By Theodore Shoebat
Donald Trump ordered an airstrike on Syria, and dozens of missiles just struck a Syrian base. I did a whole video on this:
According to one report:
U.S President Donald Trump said on Thursday he ordered a targeted military strike against an airfield in Syria from which a deadly chemical attack was launched this week.
U.S. officials said the military launched dozens of cruise missile strikes against an airbase controlled by Syrian leader Bashar al-Assad’s forces in response to the chemical attack on Tuesday in a rebel-held area.

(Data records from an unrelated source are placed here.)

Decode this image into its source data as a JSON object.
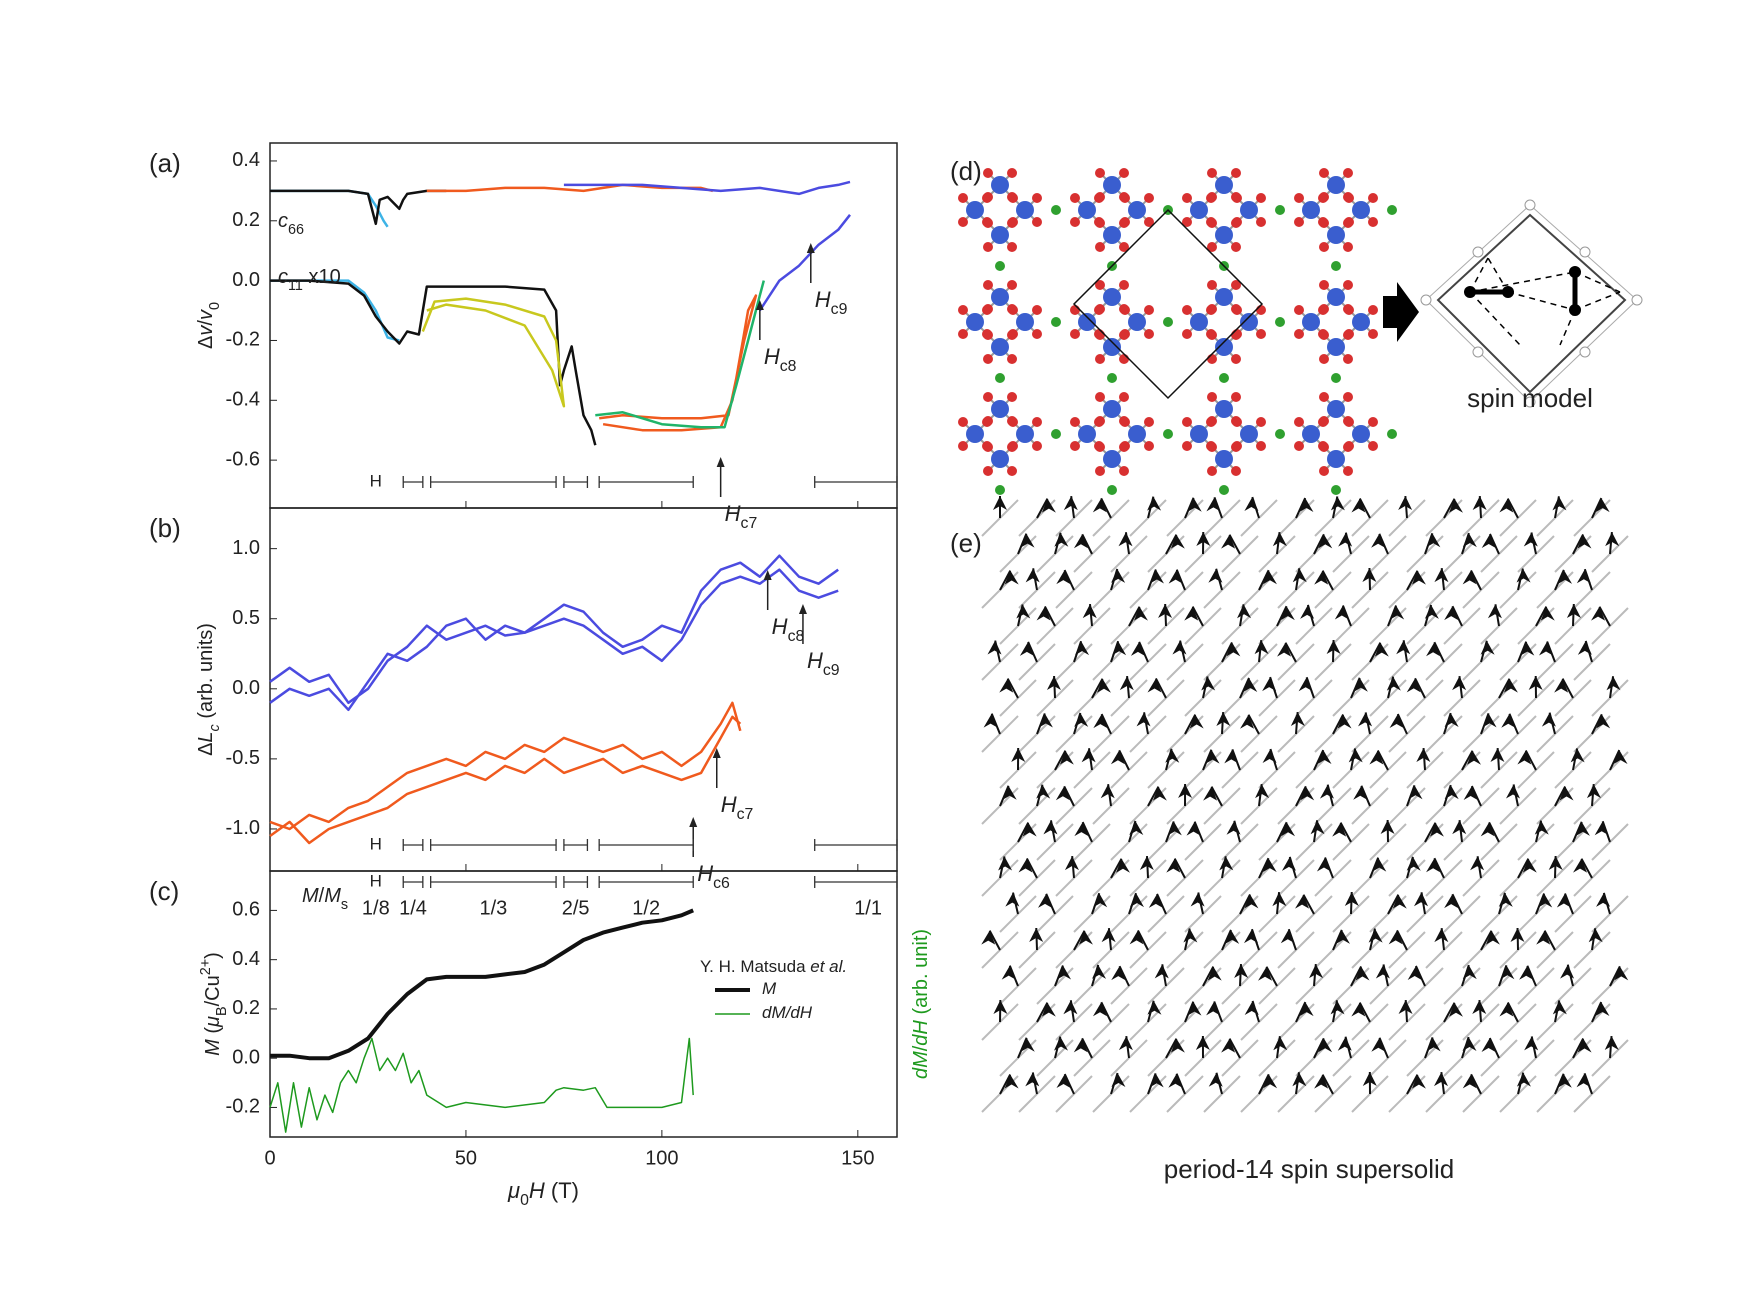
{
  "chart_data": [
    {
      "type": "line",
      "label": "(a)",
      "ylabel": [
        {
          "t": "Δ"
        },
        {
          "t": "v",
          "i": true
        },
        {
          "t": "/"
        },
        {
          "t": "v",
          "i": true
        },
        {
          "t": "0",
          "sub": true
        }
      ],
      "ylim": [
        -0.76,
        0.46
      ],
      "yticks": [
        0.4,
        0.2,
        {
          "value": 0,
          "label": "0.0"
        },
        -0.2,
        -0.4,
        -0.6
      ],
      "series": [
        {
          "color": "#3db3e6",
          "x": [
            0,
            10,
            20,
            25,
            27,
            29,
            30
          ],
          "values": [
            0.3,
            0.3,
            0.3,
            0.29,
            0.25,
            0.2,
            0.18
          ]
        },
        {
          "color": "#111111",
          "x": [
            0,
            10,
            20,
            25,
            27,
            28,
            30,
            33,
            34,
            35,
            40,
            45
          ],
          "values": [
            0.3,
            0.3,
            0.3,
            0.29,
            0.19,
            0.27,
            0.28,
            0.24,
            0.27,
            0.29,
            0.3,
            0.3
          ]
        },
        {
          "color": "#f05a1e",
          "x": [
            40,
            50,
            60,
            70,
            80,
            90,
            100,
            110,
            113
          ],
          "values": [
            0.3,
            0.3,
            0.31,
            0.31,
            0.3,
            0.32,
            0.31,
            0.31,
            0.3
          ]
        },
        {
          "color": "#4b4be0",
          "x": [
            75,
            85,
            95,
            105,
            115,
            125,
            135,
            140,
            145,
            148
          ],
          "values": [
            0.32,
            0.32,
            0.32,
            0.31,
            0.3,
            0.31,
            0.29,
            0.31,
            0.32,
            0.33
          ]
        },
        {
          "color": "#3db3e6",
          "x": [
            0,
            10,
            20,
            24,
            27,
            30,
            33
          ],
          "values": [
            0,
            0,
            0,
            -0.04,
            -0.1,
            -0.19,
            -0.2
          ]
        },
        {
          "color": "#111111",
          "x": [
            0,
            10,
            20,
            24,
            27,
            30,
            33,
            35,
            38,
            40,
            50,
            60,
            70,
            73,
            74,
            75,
            77,
            78,
            80,
            82,
            83
          ],
          "values": [
            0,
            0,
            -0.01,
            -0.05,
            -0.12,
            -0.17,
            -0.21,
            -0.17,
            -0.18,
            -0.02,
            -0.02,
            -0.02,
            -0.03,
            -0.1,
            -0.35,
            -0.3,
            -0.22,
            -0.3,
            -0.45,
            -0.5,
            -0.55
          ]
        },
        {
          "color": "#c8c81e",
          "x": [
            39,
            42,
            50,
            60,
            70,
            73,
            75,
            72,
            65,
            55,
            45,
            40
          ],
          "values": [
            -0.17,
            -0.07,
            -0.06,
            -0.08,
            -0.12,
            -0.2,
            -0.42,
            -0.3,
            -0.15,
            -0.1,
            -0.08,
            -0.1
          ]
        },
        {
          "color": "#f05a1e",
          "x": [
            85,
            95,
            105,
            115,
            118,
            120,
            122,
            124,
            121,
            117,
            110,
            100,
            90,
            84
          ],
          "values": [
            -0.48,
            -0.5,
            -0.5,
            -0.49,
            -0.4,
            -0.25,
            -0.1,
            -0.05,
            -0.2,
            -0.45,
            -0.46,
            -0.46,
            -0.45,
            -0.46
          ]
        },
        {
          "color": "#20b46a",
          "x": [
            83,
            90,
            100,
            110,
            116,
            119,
            122,
            125,
            126
          ],
          "values": [
            -0.45,
            -0.44,
            -0.48,
            -0.49,
            -0.49,
            -0.35,
            -0.2,
            -0.05,
            0
          ]
        },
        {
          "color": "#4b4be0",
          "x": [
            125,
            130,
            135,
            140,
            145,
            148
          ],
          "values": [
            -0.1,
            0,
            0.05,
            0.12,
            0.17,
            0.22
          ]
        }
      ],
      "curve_labels": [
        [
          {
            "t": "c",
            "i": true
          },
          {
            "t": "11",
            "sub": true
          },
          {
            "t": " x10"
          }
        ],
        [
          {
            "t": "c",
            "i": true
          },
          {
            "t": "66",
            "sub": true
          }
        ]
      ],
      "annotations": [
        {
          "x": 115,
          "label": [
            {
              "t": "H",
              "i": true
            },
            {
              "t": "c7",
              "sub": true
            }
          ]
        },
        {
          "x": 125,
          "label": [
            {
              "t": "H",
              "i": true
            },
            {
              "t": "c8",
              "sub": true
            }
          ]
        },
        {
          "x": 138,
          "label": [
            {
              "t": "H",
              "i": true
            },
            {
              "t": "c9",
              "sub": true
            }
          ]
        }
      ]
    },
    {
      "type": "line",
      "label": "(b)",
      "ylabel": [
        {
          "t": "Δ"
        },
        {
          "t": "L",
          "i": true
        },
        {
          "t": "c",
          "i": true,
          "sub": true
        },
        {
          "t": " (arb. units)"
        }
      ],
      "ylim": [
        -1.3,
        1.29
      ],
      "yticks": [
        {
          "value": 1,
          "label": "1.0"
        },
        0.5,
        {
          "value": 0,
          "label": "0.0"
        },
        -0.5,
        {
          "value": -1,
          "label": "-1.0"
        }
      ],
      "series": [
        {
          "color": "#4b4be0",
          "x": [
            0,
            5,
            10,
            15,
            20,
            25,
            30,
            35,
            40,
            45,
            50,
            55,
            60,
            65,
            70,
            75,
            80,
            85,
            90,
            95,
            100,
            105,
            110,
            115,
            120,
            125,
            130,
            135,
            140,
            145
          ],
          "values": [
            0.05,
            0.15,
            0.05,
            0.1,
            -0.1,
            0,
            0.2,
            0.3,
            0.45,
            0.35,
            0.4,
            0.45,
            0.38,
            0.4,
            0.5,
            0.6,
            0.55,
            0.4,
            0.3,
            0.35,
            0.45,
            0.4,
            0.7,
            0.85,
            0.9,
            0.8,
            0.95,
            0.8,
            0.75,
            0.85
          ]
        },
        {
          "color": "#4b4be0",
          "x": [
            0,
            5,
            10,
            15,
            20,
            25,
            30,
            35,
            40,
            45,
            50,
            55,
            60,
            65,
            70,
            75,
            80,
            85,
            90,
            95,
            100,
            105,
            110,
            115,
            120,
            125,
            130,
            135,
            140,
            145
          ],
          "values": [
            -0.1,
            0,
            -0.05,
            0,
            -0.15,
            0.05,
            0.25,
            0.2,
            0.3,
            0.45,
            0.5,
            0.35,
            0.45,
            0.4,
            0.45,
            0.5,
            0.45,
            0.35,
            0.25,
            0.3,
            0.2,
            0.35,
            0.6,
            0.75,
            0.8,
            0.75,
            0.85,
            0.7,
            0.65,
            0.7
          ]
        },
        {
          "color": "#f05a1e",
          "x": [
            0,
            5,
            10,
            15,
            20,
            25,
            30,
            35,
            40,
            45,
            50,
            55,
            60,
            65,
            70,
            75,
            80,
            85,
            90,
            95,
            100,
            105,
            110,
            115,
            118,
            120
          ],
          "values": [
            -0.95,
            -1,
            -0.9,
            -0.95,
            -0.85,
            -0.8,
            -0.7,
            -0.6,
            -0.55,
            -0.5,
            -0.55,
            -0.45,
            -0.5,
            -0.4,
            -0.45,
            -0.35,
            -0.4,
            -0.45,
            -0.4,
            -0.5,
            -0.45,
            -0.55,
            -0.45,
            -0.25,
            -0.1,
            -0.3
          ]
        },
        {
          "color": "#f05a1e",
          "x": [
            0,
            5,
            10,
            15,
            20,
            25,
            30,
            35,
            40,
            45,
            50,
            55,
            60,
            65,
            70,
            75,
            80,
            85,
            90,
            95,
            100,
            105,
            110,
            115,
            118,
            120
          ],
          "values": [
            -1.05,
            -0.95,
            -1.1,
            -1,
            -0.95,
            -0.9,
            -0.85,
            -0.75,
            -0.7,
            -0.65,
            -0.6,
            -0.65,
            -0.55,
            -0.6,
            -0.5,
            -0.6,
            -0.55,
            -0.5,
            -0.6,
            -0.55,
            -0.6,
            -0.65,
            -0.6,
            -0.35,
            -0.2,
            -0.25
          ]
        }
      ],
      "annotations": [
        {
          "x": 127,
          "label": [
            {
              "t": "H",
              "i": true
            },
            {
              "t": "c8",
              "sub": true
            }
          ]
        },
        {
          "x": 136,
          "label": [
            {
              "t": "H",
              "i": true
            },
            {
              "t": "c9",
              "sub": true
            }
          ]
        },
        {
          "x": 114,
          "label": [
            {
              "t": "H",
              "i": true
            },
            {
              "t": "c7",
              "sub": true
            }
          ]
        },
        {
          "x": 108,
          "label": [
            {
              "t": "H",
              "i": true
            },
            {
              "t": "c6",
              "sub": true
            }
          ]
        }
      ]
    },
    {
      "type": "line",
      "label": "(c)",
      "ylabel": [
        {
          "t": "M",
          "i": true
        },
        {
          "t": " ("
        },
        {
          "t": "μ",
          "i": true
        },
        {
          "t": "B",
          "sub": true
        },
        {
          "t": "/Cu"
        },
        {
          "t": "2+",
          "sup": true
        },
        {
          "t": ")"
        }
      ],
      "y2label": [
        {
          "t": "dM",
          "i": true
        },
        {
          "t": "/"
        },
        {
          "t": "dH",
          "i": true
        },
        {
          "t": " (arb. unit)"
        }
      ],
      "xlabel": [
        {
          "t": "μ",
          "i": true
        },
        {
          "t": "0",
          "sub": true
        },
        {
          "t": "H",
          "i": true
        },
        {
          "t": " (T)"
        }
      ],
      "xlim": [
        0,
        160
      ],
      "xticks": [
        0,
        50,
        100,
        150
      ],
      "ylim": [
        -0.32,
        0.76
      ],
      "yticks": [
        0.6,
        0.4,
        0.2,
        {
          "value": 0,
          "label": "0.0"
        },
        -0.2
      ],
      "legend_title": [
        {
          "t": "Y. H. Matsuda "
        },
        {
          "t": "et al.",
          "i": true
        }
      ],
      "series": [
        {
          "name": [
            {
              "t": "M",
              "i": true
            }
          ],
          "color": "#111111",
          "width": 4,
          "x": [
            0,
            5,
            10,
            15,
            20,
            25,
            30,
            35,
            40,
            45,
            50,
            55,
            60,
            65,
            70,
            75,
            80,
            85,
            90,
            95,
            100,
            105,
            108
          ],
          "values": [
            0.01,
            0.01,
            0,
            0,
            0.03,
            0.08,
            0.18,
            0.26,
            0.32,
            0.33,
            0.33,
            0.33,
            0.34,
            0.35,
            0.38,
            0.43,
            0.48,
            0.51,
            0.53,
            0.55,
            0.56,
            0.58,
            0.6
          ]
        },
        {
          "name": [
            {
              "t": "dM/dH",
              "i": true
            }
          ],
          "color": "#1e9a1e",
          "width": 1.5,
          "x": [
            0,
            2,
            4,
            6,
            8,
            10,
            12,
            14,
            16,
            18,
            20,
            22,
            24,
            26,
            28,
            30,
            32,
            34,
            36,
            38,
            40,
            45,
            50,
            60,
            70,
            73,
            75,
            80,
            83,
            86,
            90,
            100,
            105,
            107,
            108
          ],
          "values": [
            -0.2,
            -0.1,
            -0.3,
            -0.1,
            -0.28,
            -0.12,
            -0.25,
            -0.15,
            -0.22,
            -0.1,
            -0.05,
            -0.1,
            0,
            0.08,
            -0.05,
            0,
            -0.05,
            0.02,
            -0.1,
            -0.05,
            -0.15,
            -0.2,
            -0.18,
            -0.2,
            -0.18,
            -0.13,
            -0.12,
            -0.13,
            -0.12,
            -0.2,
            -0.2,
            -0.2,
            -0.18,
            0.08,
            -0.15
          ]
        }
      ],
      "plateau_title": [
        {
          "t": "M",
          "i": true
        },
        {
          "t": "/"
        },
        {
          "t": "M",
          "i": true
        },
        {
          "t": "s",
          "sub": true
        }
      ],
      "plateaus": [
        {
          "label": "1/8",
          "marker": "H",
          "range": [
            26,
            28
          ]
        },
        {
          "label": "1/4",
          "range": [
            34,
            39
          ]
        },
        {
          "label": "1/3",
          "range": [
            41,
            73
          ]
        },
        {
          "label": "2/5",
          "range": [
            75,
            81
          ]
        },
        {
          "label": "1/2",
          "range": [
            84,
            108
          ]
        },
        {
          "label": "1/1",
          "range": [
            139,
            160
          ]
        }
      ]
    }
  ],
  "panels": {
    "d_label": "(d)",
    "e_label": "(e)",
    "spin_model": "spin model",
    "supersolid": "period-14 spin supersolid"
  }
}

Facing his biggest foreign policy crisis since taking office in January, Trump took the toughest direct U.S. action yet in Syria’s six-year-old civil war, raising the risk of confrontation with Russia and Iran, Assad’s two main military backers.
Some 50 Tomahawk missiles were launched from U.S. Navy warships in the Mediterranean Sea, striking multiple targets – including the airstrip, aircraft and fuel stations – on an airbase in Homs, the officials said, speaking on condition of anonymity.
Further details and damage estimates from the strikes, which were conducted at 8:45 p.m. EDT (0045 GMT Friday), were not immediately known.
Trump ordered the strikes just a day after he pointed the finger at Assad for this week’s chemical attack, which killed at least 70 people, many of them children, in the Syrian town of Khan Sheikhoun. The Syrian government has denied it was behind the attack.
Trump appeared to have opted for measured and targeted air attacks instead of a full-blown assault on Assad’s forces and installations.
Trump, who was attending a summit with Chinese President Xi Jinping at his Florida resort, said earlier on Thursday that “something should happen” with Assad but did not specifically call for his ouster.
Officials from the Pentagon and State Department met all day to discuss plans for the missile strikes.
U.S. military action put the new president at odds with Russia, which has air and ground forces in Syria after intervening there on Assad’s side in 2015 and turning the tide against mostly Sunni Muslim rebel groups.
Trump has until now focused his Syria policy almost exclusively on defeating Islamic State militants in northern Syria, where U.S. special forces are supporting Arab and Kurdish armed groups.
The risks have grown worse since 2013, when Barack Obama, Trump’s predecessor, considered and then rejected ordering a cruise missile strike in response to the use of chemical weapons by Assad’s loyalists.